In 1937, Niemoller was imprisoned for four years in solitary confinement and eventually sent to Sachsenhausen and then to Dachau concentration camps, he was moved in 1945 to the Tirol, where Allied forces freed him at the end of World War II.

In the early years of the Third Reich, political prisoners were a significant portion of the concentration camp inmates. At the end of July 1933, about 27,000 political prisoners were being held in concentration camps in "protective custody."

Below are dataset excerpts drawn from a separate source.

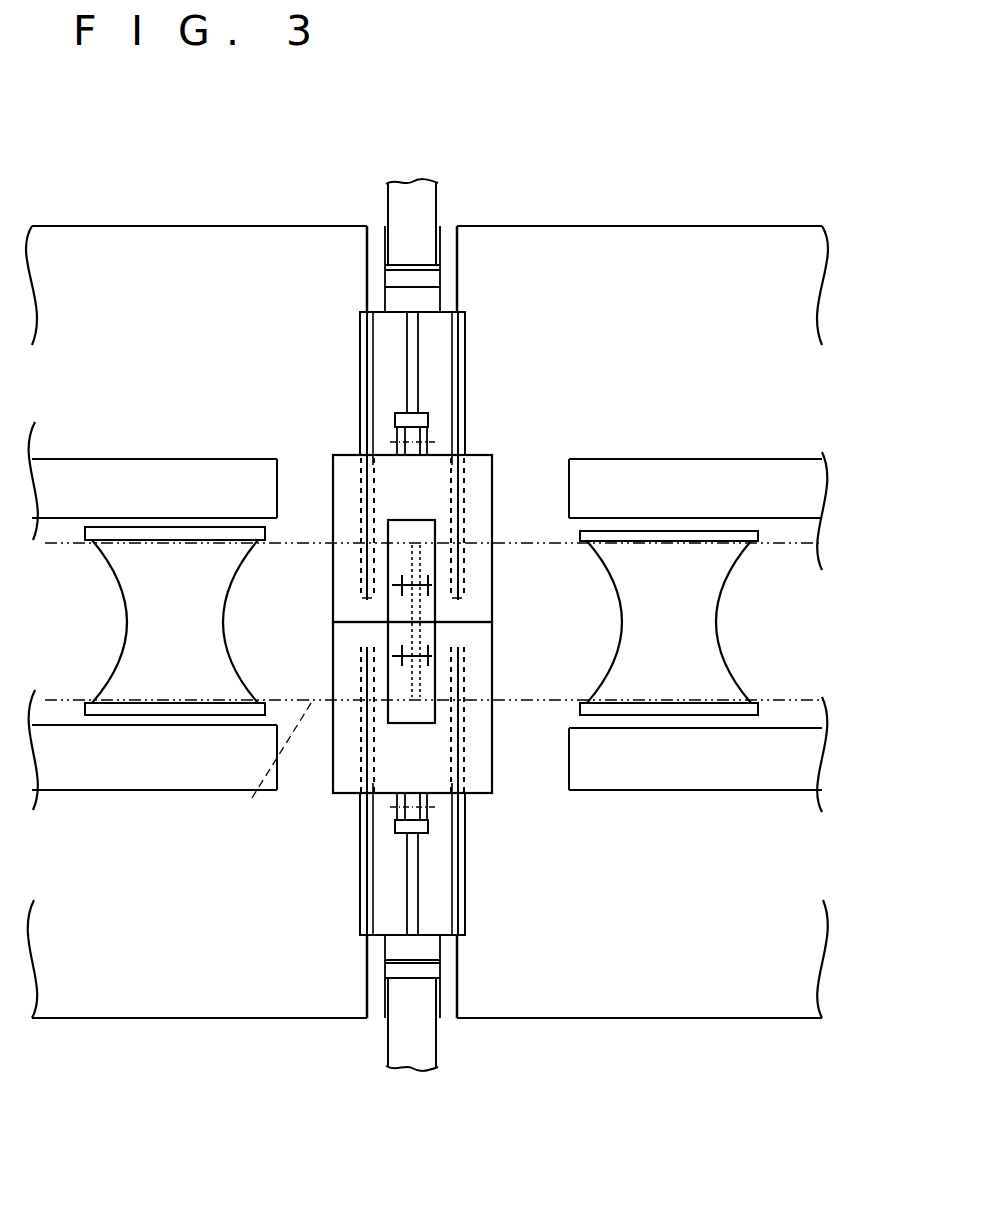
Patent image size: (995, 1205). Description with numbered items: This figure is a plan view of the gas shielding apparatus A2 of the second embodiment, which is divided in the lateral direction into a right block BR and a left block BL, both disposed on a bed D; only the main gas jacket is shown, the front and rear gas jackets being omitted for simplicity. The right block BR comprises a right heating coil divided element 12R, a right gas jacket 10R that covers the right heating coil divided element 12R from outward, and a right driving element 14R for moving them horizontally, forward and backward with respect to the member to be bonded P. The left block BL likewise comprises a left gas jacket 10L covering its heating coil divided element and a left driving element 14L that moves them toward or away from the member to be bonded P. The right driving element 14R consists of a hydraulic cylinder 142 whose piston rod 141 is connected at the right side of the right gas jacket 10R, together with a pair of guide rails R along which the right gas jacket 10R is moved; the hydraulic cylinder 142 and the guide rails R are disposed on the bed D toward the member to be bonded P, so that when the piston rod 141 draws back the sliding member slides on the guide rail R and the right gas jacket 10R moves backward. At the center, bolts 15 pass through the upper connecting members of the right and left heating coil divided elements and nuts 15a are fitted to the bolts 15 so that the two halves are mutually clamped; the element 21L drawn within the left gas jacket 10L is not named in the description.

The gas shielding apparatus A2 is at (296, 256).
The bed D is at (580, 243).
The hydraulic cylinder 142 is at (388, 240).
The piston rod 141 is at (418, 340).
The left driving element 14L is at (451, 211).
The right driving element 14R is at (361, 967).
The guide rail R is at (360, 347).
The left block BL is at (327, 384).
The right block BR is at (327, 806).
The left gas jacket 10L is at (496, 521).
The right gas jacket 10R is at (500, 745).
The left guide member 21L is at (442, 526).
The right heating coil divided element 12R is at (439, 731).
The bolt 15 is at (436, 585).
The nut 15a is at (412, 620).
The member to be bonded P is at (269, 764).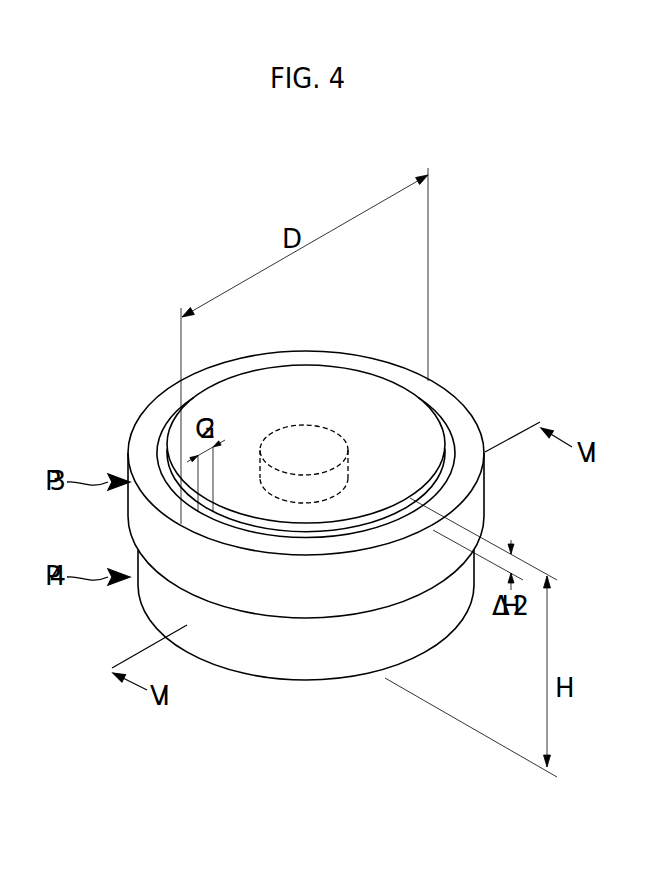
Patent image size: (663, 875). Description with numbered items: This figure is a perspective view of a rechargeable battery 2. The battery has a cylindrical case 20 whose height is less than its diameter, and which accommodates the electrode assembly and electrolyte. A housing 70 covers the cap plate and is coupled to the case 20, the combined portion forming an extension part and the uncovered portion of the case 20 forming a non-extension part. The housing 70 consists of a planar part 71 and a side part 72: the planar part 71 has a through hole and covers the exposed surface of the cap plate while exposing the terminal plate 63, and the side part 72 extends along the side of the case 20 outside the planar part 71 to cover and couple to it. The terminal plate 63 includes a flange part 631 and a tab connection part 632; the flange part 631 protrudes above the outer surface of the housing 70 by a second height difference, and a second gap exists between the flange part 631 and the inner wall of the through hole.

The rechargeable battery 2 is at (314, 195).
The case 20 is at (296, 681).
The terminal plate 63 is at (388, 298).
The flange part 631 is at (367, 390).
The tab connection part 632 is at (307, 437).
The housing 70 is at (532, 470).
The planar part 71 is at (465, 473).
The side part 72 is at (468, 516).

Dachau was always a camp for political prisoners.

Nazi propaganda poster discouraging racial mixing
Nazi's promoted racist propaganda


African-Germans


When the Nazis came to power there were hundreds of African-German  
children living in the Rhineland, the offspring of German mothers and African soldiers brought in during the French occupation.

Hitler claimed these children were part of a Jewish plot to begin "bastardising   
the European continent at its core." Under the Nazi regime, African-German  
children were labeled "Rhineland Bastards" and forcibly sterilized.